In a return to their roots, community banks and thrifts are refocusing their attention on developing banking relationships with small businesses and making loans to them using owner-occupied property as collateral.

"It is recognized that that is an absolute necessity if you're going to be a community bank and you're going to serve the business community," said Jeffrey Cohn, bank analyst with H.C. Wainwright in Boston.

But unlike the 1980s, community bankers are basing these loan decisions on the borrower's income stream and ability to repay, not on the appraised value of the collateral property.

"Community bankers are still very cautious on" commercial real estate, said Lawrence Connell, president and chief executive of Atlantic Bancorp in Portland, Maine. "To the extent that they are returning to that market, it's for the most part on some of the more fundamental standards that were forgotten in the 1980s."

Other bankers agreed.

"Our standards are different than they may have been three or four years ago," said William H. Chadwick, president and chief executive of Banknorth Group Inc. in Burlington, Vt. "Just because a building has value doesn't mean we'll make a loan against it."

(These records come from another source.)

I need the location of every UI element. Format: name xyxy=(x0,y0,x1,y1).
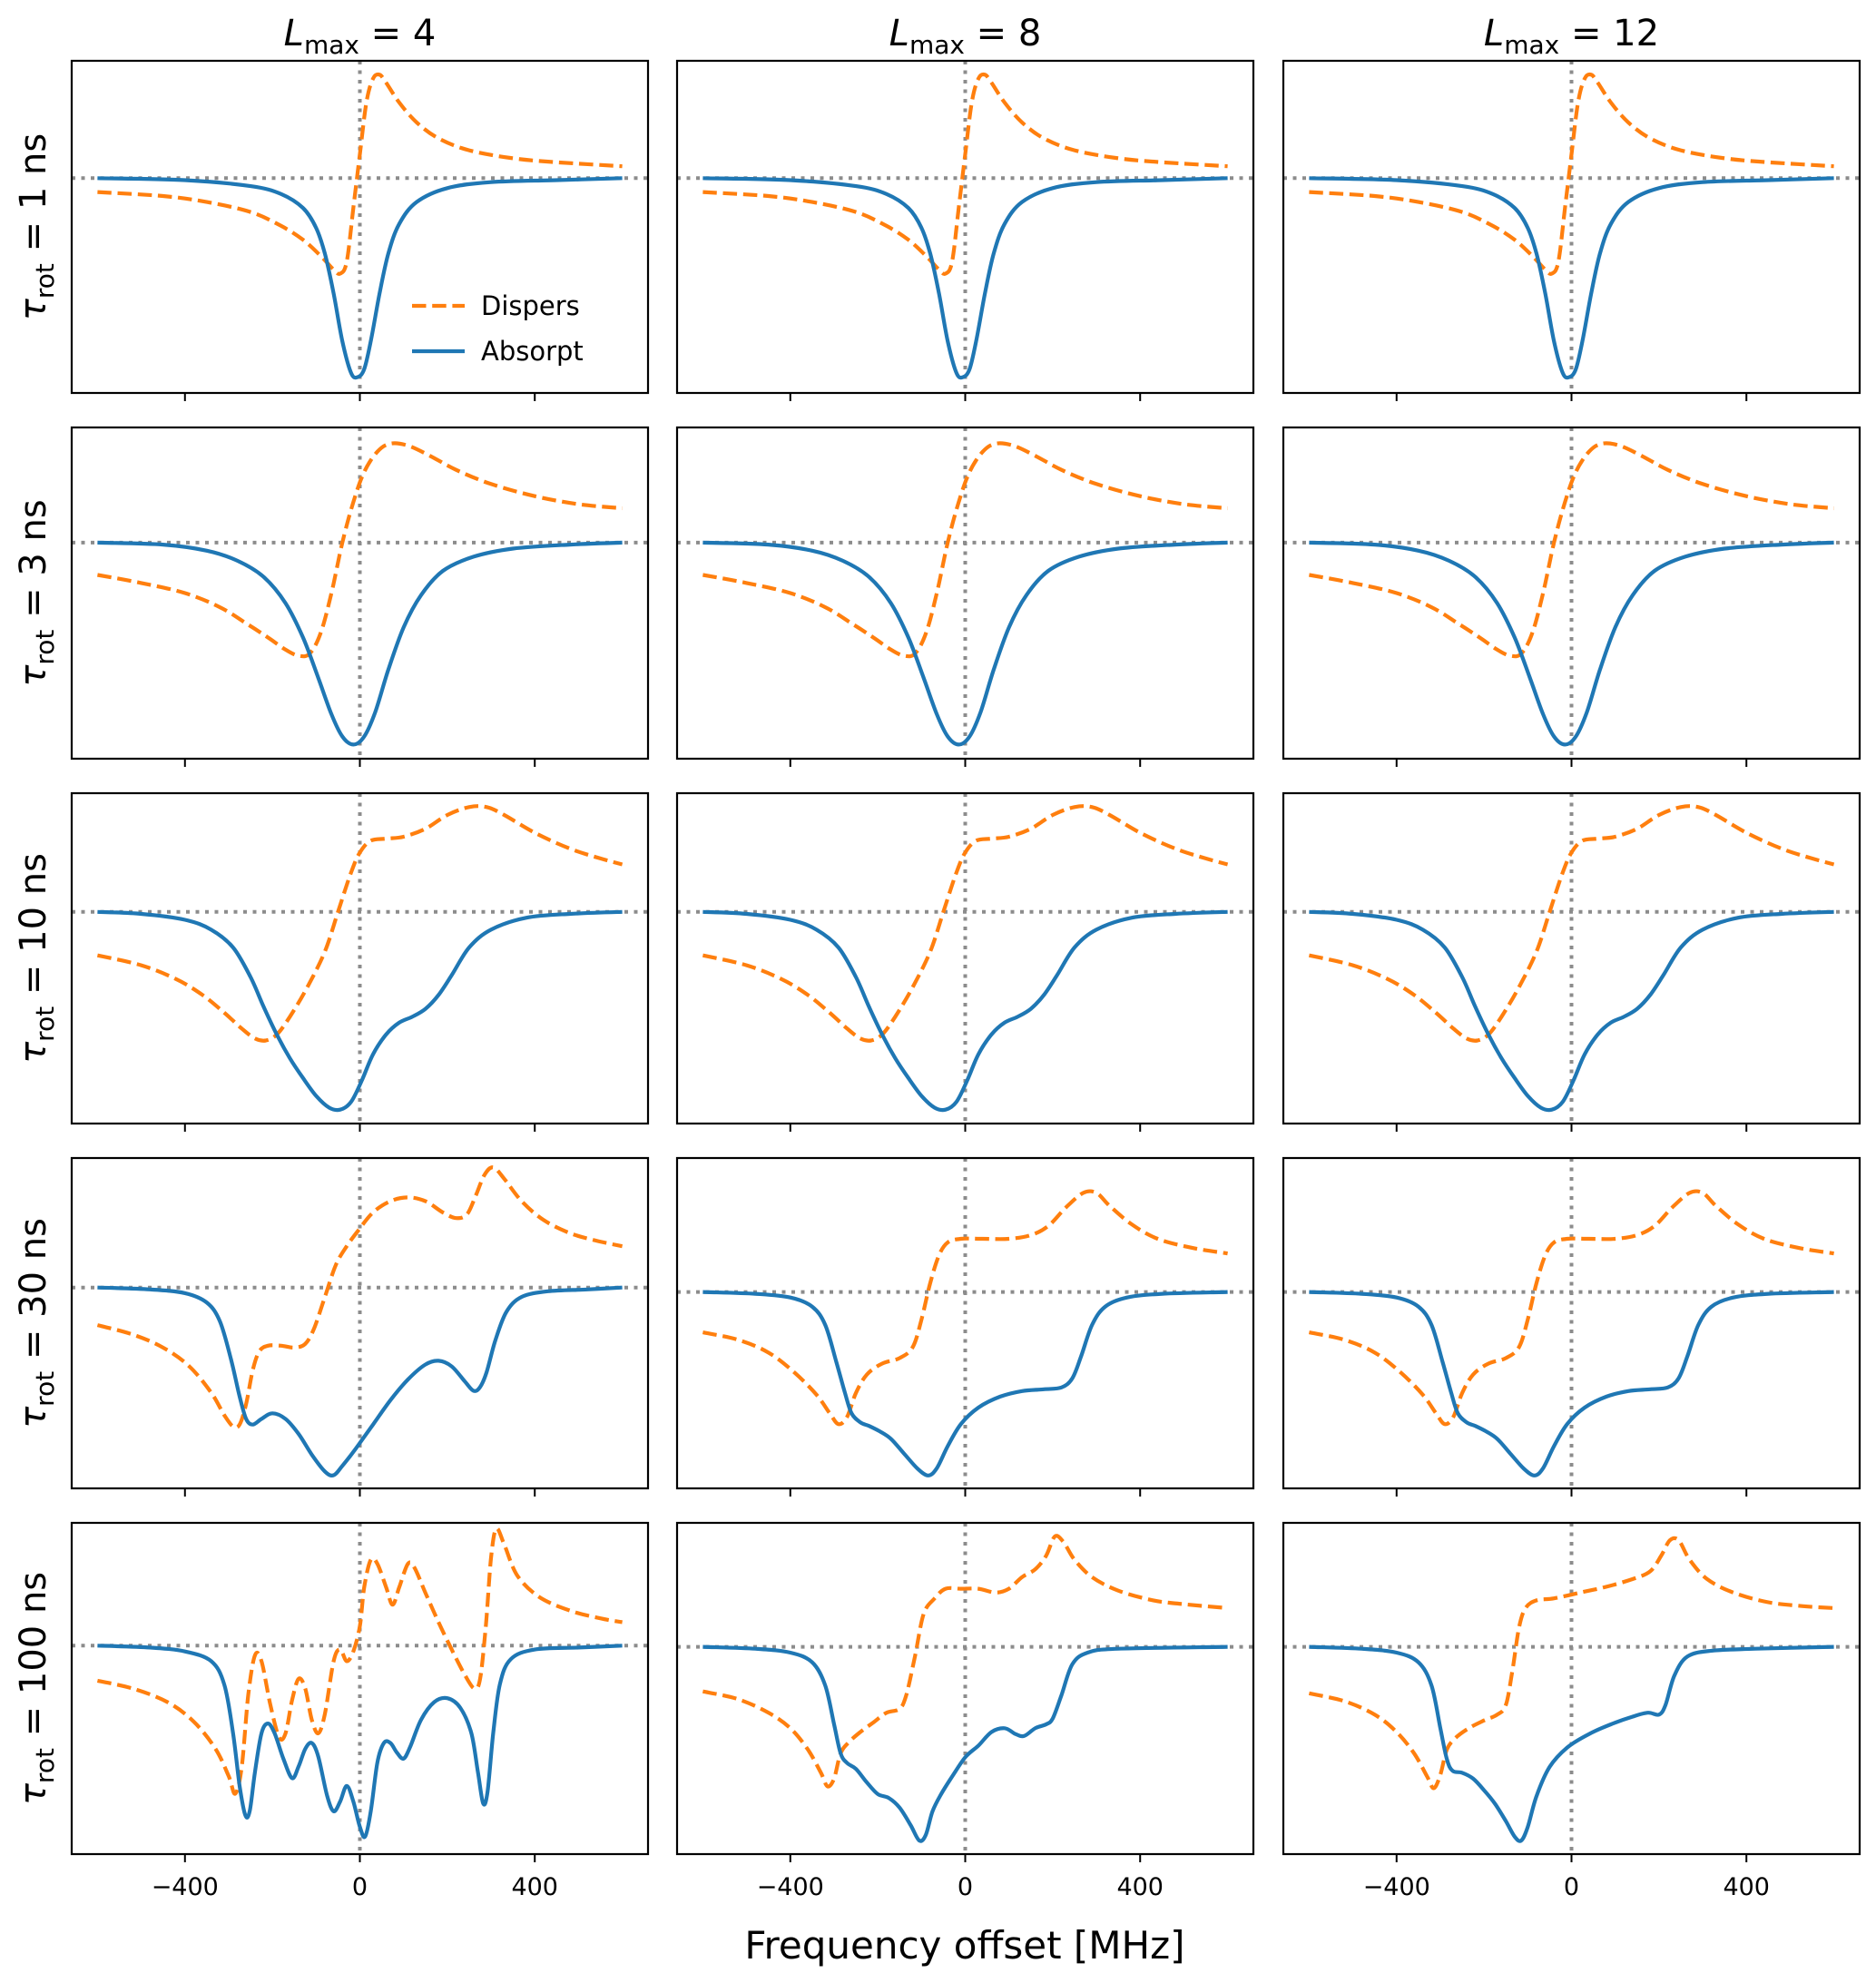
panels: Dispers Absorpt −400 0 400 −400 0 400 −400 0 400 xyxy=(70,59,1861,1901)
dispers-series-line xyxy=(1308,804,1835,1043)
panel-r3-c1 xyxy=(675,1156,1255,1497)
x-tick-label: 0 xyxy=(958,1873,973,1901)
dispers-series-line xyxy=(702,1189,1228,1427)
dispers-series-line xyxy=(96,1526,623,1796)
column-title: Lmax = 4 xyxy=(284,13,437,60)
dispers-series-line xyxy=(1309,72,1834,277)
dispers-series-line xyxy=(1308,1189,1834,1427)
absorpt-series-line xyxy=(97,540,623,747)
dispers-series-line xyxy=(96,1165,624,1430)
absorpt-series-line xyxy=(97,176,623,380)
legend: Dispers Absorpt xyxy=(412,290,584,367)
column-titles: Lmax = 4 Lmax = 8 Lmax = 12 xyxy=(284,13,1659,60)
x-axis-label: Frequency offset [MHz] xyxy=(744,1923,1184,1968)
dispers-series-line xyxy=(1308,1536,1834,1791)
panel-r1-c1 xyxy=(675,426,1255,767)
absorpt-series-line xyxy=(97,909,623,1113)
absorpt-series-line xyxy=(702,540,1228,747)
x-tick-label: 0 xyxy=(1564,1873,1579,1901)
panel-r4-c0: −400 0 400 xyxy=(70,1521,650,1901)
panel-r4-c2: −400 0 400 xyxy=(1282,1521,1861,1901)
absorpt-series-line xyxy=(1309,1644,1834,1843)
absorpt-series-line xyxy=(1309,540,1834,747)
dispers-series-line xyxy=(97,441,623,659)
absorpt-series-line xyxy=(1309,1290,1834,1477)
legend-label: Dispers xyxy=(481,290,580,321)
panel-r3-c2 xyxy=(1282,1156,1861,1497)
dispers-series-line xyxy=(702,72,1228,277)
panel-r1-c2 xyxy=(1282,426,1861,767)
x-tick-label: −400 xyxy=(1363,1873,1430,1901)
panel-r3-c0 xyxy=(70,1156,650,1497)
row-title: τrot = 1 ns xyxy=(13,133,60,320)
x-tick-label: 400 xyxy=(511,1873,558,1901)
panel-r4-c1: −400 0 400 xyxy=(675,1521,1255,1901)
x-tick-label: −400 xyxy=(757,1873,824,1901)
dispers-series-line xyxy=(702,804,1229,1043)
x-tick-label: 400 xyxy=(1723,1873,1770,1901)
absorpt-series-line xyxy=(702,909,1228,1113)
dispers-series-line xyxy=(96,804,624,1043)
absorpt-series-line xyxy=(1309,176,1834,380)
panel-r1-c0 xyxy=(70,426,650,767)
panel-r0-c2 xyxy=(1282,59,1861,401)
absorpt-series-line xyxy=(702,1290,1228,1477)
column-title: Lmax = 12 xyxy=(1484,13,1659,60)
absorpt-series-line xyxy=(97,1285,623,1477)
x-tick-label: 0 xyxy=(352,1873,368,1901)
x-tick-label: 400 xyxy=(1116,1873,1164,1901)
column-title: Lmax = 8 xyxy=(889,13,1042,60)
row-title: τrot = 10 ns xyxy=(13,853,60,1064)
row-title: τrot = 3 ns xyxy=(13,499,60,686)
absorpt-series-line xyxy=(97,1644,623,1840)
x-tick-label: −400 xyxy=(152,1873,219,1901)
dispers-series-line xyxy=(702,1534,1228,1789)
dispers-series-line xyxy=(702,441,1228,659)
panel-r0-c0: Dispers Absorpt xyxy=(70,59,650,401)
dispers-series-line xyxy=(1309,441,1834,659)
absorpt-series-line xyxy=(1309,909,1834,1113)
row-title: τrot = 30 ns xyxy=(13,1218,60,1428)
absorpt-series-line xyxy=(702,1644,1228,1843)
panel-r2-c1 xyxy=(675,791,1255,1132)
absorpt-series-line xyxy=(702,176,1228,380)
row-title: τrot = 100 ns xyxy=(13,1572,60,1805)
row-labels: τrot = 1 ns τrot = 3 ns τrot = 10 ns τrot =… xyxy=(13,133,60,1805)
panel-r2-c2 xyxy=(1282,791,1861,1132)
panel-r2-c0 xyxy=(70,791,650,1132)
panel-r0-c1 xyxy=(675,59,1255,401)
legend-label: Absorpt xyxy=(481,336,584,367)
dispers-series-line xyxy=(97,72,623,277)
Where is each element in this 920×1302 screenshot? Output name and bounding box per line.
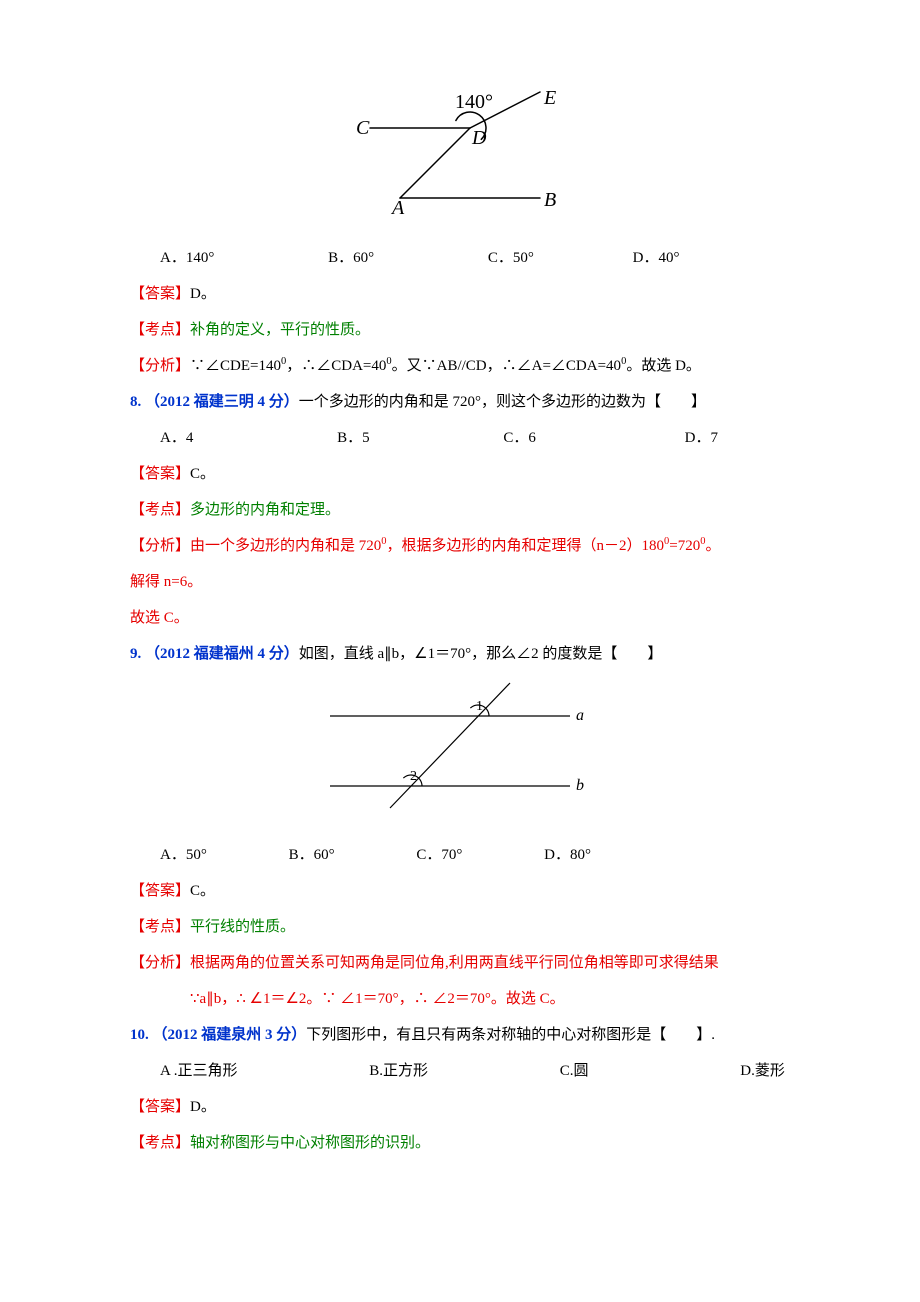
- q7-option-d: D．40°: [633, 250, 680, 266]
- kaodian-label: 【考点】: [130, 322, 190, 338]
- q7-options-row: A．140° B．60° C．50° D．40°: [130, 240, 790, 276]
- q10-option-a: A .正三角形: [160, 1063, 238, 1079]
- q7-option-b: B．60°: [328, 250, 374, 266]
- answer-value: D。: [190, 286, 216, 302]
- q9-fenxi-1: 【分析】根据两角的位置关系可知两角是同位角,利用两直线平行同位角相等即可求得结果: [130, 945, 790, 981]
- q10-option-b: B.正方形: [369, 1063, 428, 1079]
- q10-options-row: A .正三角形 B.正方形 C.圆 D.菱形: [130, 1053, 790, 1089]
- q8-text: 一个多边形的内角和是 720°，则这个多边形的边数为【 】: [299, 394, 706, 410]
- answer-value: C。: [190, 883, 215, 899]
- fenxi-text: ∵∠CDE=1400，∴∠CDA=400。又∵AB//CD，∴∠A=∠CDA=4…: [190, 358, 701, 374]
- q9-option-b: B．60°: [289, 847, 335, 863]
- kaodian-value: 多边形的内角和定理。: [190, 502, 340, 518]
- q8-option-a: A．4: [160, 430, 193, 446]
- q8-option-c: C．6: [503, 430, 536, 446]
- svg-text:B: B: [544, 189, 556, 211]
- kaodian-value: 平行线的性质。: [190, 919, 295, 935]
- answer-label: 【答案】: [130, 883, 190, 899]
- q8-kaodian: 【考点】多边形的内角和定理。: [130, 492, 790, 528]
- fenxi-label: 【分析】: [130, 538, 190, 554]
- q9-option-a: A．50°: [160, 847, 207, 863]
- q8-stem: 8. （2012 福建三明 4 分）一个多边形的内角和是 720°，则这个多边形…: [130, 384, 790, 420]
- q8-option-b: B．5: [337, 430, 370, 446]
- q8-answer: 【答案】C。: [130, 456, 790, 492]
- fenxi-label: 【分析】: [130, 358, 190, 374]
- svg-text:1: 1: [476, 699, 483, 714]
- q7-answer: 【答案】D。: [130, 276, 790, 312]
- q7-option-a: A．140°: [160, 250, 214, 266]
- q9-source: （2012 福建福州 4 分）: [145, 646, 299, 662]
- figure-1-svg: 140° C D E A B: [350, 86, 570, 216]
- fenxi-text: 根据两角的位置关系可知两角是同位角,利用两直线平行同位角相等即可求得结果: [190, 955, 719, 971]
- q8-number: 8.: [130, 394, 145, 410]
- kaodian-label: 【考点】: [130, 1135, 190, 1151]
- q7-kaodian: 【考点】补角的定义，平行的性质。: [130, 312, 790, 348]
- svg-text:140°: 140°: [455, 91, 493, 113]
- q7-option-c: C．50°: [488, 250, 534, 266]
- fenxi-label: 【分析】: [130, 955, 190, 971]
- answer-value: C。: [190, 466, 215, 482]
- q9-fenxi-2: ∵a∥b，∴ ∠1＝∠2。∵ ∠1＝70°，∴ ∠2＝70°。故选 C。: [130, 981, 790, 1017]
- q9-option-c: C．70°: [416, 847, 462, 863]
- q9-kaodian: 【考点】平行线的性质。: [130, 909, 790, 945]
- q10-number: 10.: [130, 1027, 153, 1043]
- q8-fenxi-2: 解得 n=6。: [130, 564, 790, 600]
- answer-value: D。: [190, 1099, 216, 1115]
- svg-text:A: A: [390, 197, 405, 216]
- figure-2-svg: a b 1 2: [310, 678, 610, 813]
- q10-answer: 【答案】D。: [130, 1089, 790, 1125]
- q8-fenxi-1: 【分析】由一个多边形的内角和是 7200，根据多边形的内角和定理得（n－2）18…: [130, 528, 790, 564]
- q9-option-d: D．80°: [544, 847, 591, 863]
- q9-stem: 9. （2012 福建福州 4 分）如图，直线 a∥b，∠1＝70°，那么∠2 …: [130, 636, 790, 672]
- svg-text:E: E: [543, 87, 556, 109]
- q10-stem: 10. （2012 福建泉州 3 分）下列图形中，有且只有两条对称轴的中心对称图…: [130, 1017, 790, 1053]
- kaodian-value: 轴对称图形与中心对称图形的识别。: [190, 1135, 430, 1151]
- q9-options-row: A．50° B．60° C．70° D．80°: [130, 837, 790, 873]
- kaodian-label: 【考点】: [130, 919, 190, 935]
- q9-text: 如图，直线 a∥b，∠1＝70°，那么∠2 的度数是【 】: [299, 646, 663, 662]
- q8-fenxi-3: 故选 C。: [130, 600, 790, 636]
- q10-kaodian: 【考点】轴对称图形与中心对称图形的识别。: [130, 1125, 790, 1161]
- figure-1: 140° C D E A B: [130, 86, 790, 230]
- q10-source: （2012 福建泉州 3 分）: [153, 1027, 307, 1043]
- q9-answer: 【答案】C。: [130, 873, 790, 909]
- answer-label: 【答案】: [130, 1099, 190, 1115]
- figure-2: a b 1 2: [130, 678, 790, 827]
- answer-label: 【答案】: [130, 286, 190, 302]
- q9-number: 9.: [130, 646, 145, 662]
- answer-label: 【答案】: [130, 466, 190, 482]
- q8-options-row: A．4 B．5 C．6 D．7: [130, 420, 790, 456]
- kaodian-value: 补角的定义，平行的性质。: [190, 322, 370, 338]
- svg-text:D: D: [471, 127, 487, 149]
- q10-option-d: D.菱形: [740, 1063, 785, 1079]
- svg-text:a: a: [576, 707, 584, 724]
- svg-text:2: 2: [410, 769, 417, 784]
- q8-source: （2012 福建三明 4 分）: [145, 394, 299, 410]
- fenxi-text: 由一个多边形的内角和是 7200，根据多边形的内角和定理得（n－2）1800=7…: [190, 538, 721, 554]
- svg-text:C: C: [356, 117, 370, 139]
- svg-text:b: b: [576, 777, 584, 794]
- kaodian-label: 【考点】: [130, 502, 190, 518]
- q8-option-d: D．7: [685, 430, 718, 446]
- q10-option-c: C.圆: [560, 1063, 589, 1079]
- q7-fenxi: 【分析】∵∠CDE=1400，∴∠CDA=400。又∵AB//CD，∴∠A=∠C…: [130, 348, 790, 384]
- q10-text: 下列图形中，有且只有两条对称轴的中心对称图形是【 】.: [306, 1027, 715, 1043]
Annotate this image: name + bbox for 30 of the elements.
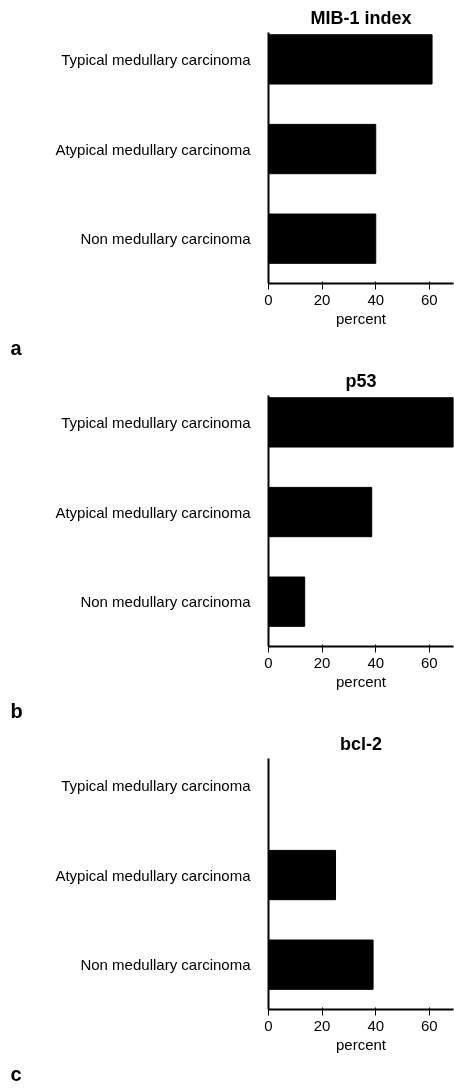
x-tick-label: 0	[264, 1016, 273, 1034]
x-tick-label: 40	[367, 290, 385, 308]
x-axis-title: percent	[335, 309, 387, 327]
chart-title: p53	[345, 370, 377, 391]
y-tick-label: Non medullary carcinoma	[80, 956, 252, 974]
y-tick-label: Atypical medullary carcinoma	[55, 140, 252, 158]
text: a	[10, 336, 23, 359]
y-tick-label: Atypical medullary carcinoma	[55, 503, 252, 521]
x-tick-label: 20	[313, 290, 331, 308]
x-tick-label: 40	[367, 653, 385, 671]
x-tick-label: 0	[264, 290, 273, 308]
chart-title: MIB-1 index	[310, 7, 412, 28]
text: b	[10, 699, 23, 722]
x-tick-label: 40	[367, 1016, 385, 1034]
y-tick-label: Typical medullary carcinoma	[61, 776, 252, 794]
text: c	[10, 1062, 22, 1085]
x-tick-label: 60	[421, 1016, 438, 1034]
y-tick-label: Atypical medullary carcinoma	[55, 866, 252, 884]
x-tick-label: 0	[264, 653, 273, 671]
y-tick-label: Typical medullary carcinoma	[61, 50, 252, 68]
chart-title: bcl-2	[339, 733, 383, 754]
y-tick-label: Non medullary carcinoma	[80, 230, 252, 248]
x-tick-label: 20	[313, 1016, 331, 1034]
y-tick-label: Non medullary carcinoma	[80, 593, 252, 611]
x-axis-title: percent	[335, 672, 387, 690]
x-tick-label: 60	[421, 653, 438, 671]
x-tick-label: 20	[313, 653, 331, 671]
x-axis-title: percent	[335, 1035, 387, 1053]
y-tick-label: Typical medullary carcinoma	[61, 413, 252, 431]
x-tick-label: 60	[421, 290, 438, 308]
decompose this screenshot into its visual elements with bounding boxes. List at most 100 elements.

And community bankers are choosing owner-occupied properties over the speculative investor loans and large project ventures, such as strip malls and office complexes, that plummeted in value during the recession.

"We will not, nor I think, will anybody up here, do speculative projects based on future tenants or future rent flow," said John W. Fridlington, executive vice president of People's Heritage Financial Group in Portland, Maine. "It's based on existing tenants and existing commitments."

Institutions are also sticking to familiar territory where they know their customers, rather than straying out of New England or even out of their immediate market.

"Those (community banks) that are in it have learned a pretty good lesson from the recession," Mr. Moynihan said. "If they're going to do any kind of commercial lending, it's only going to be within their own market."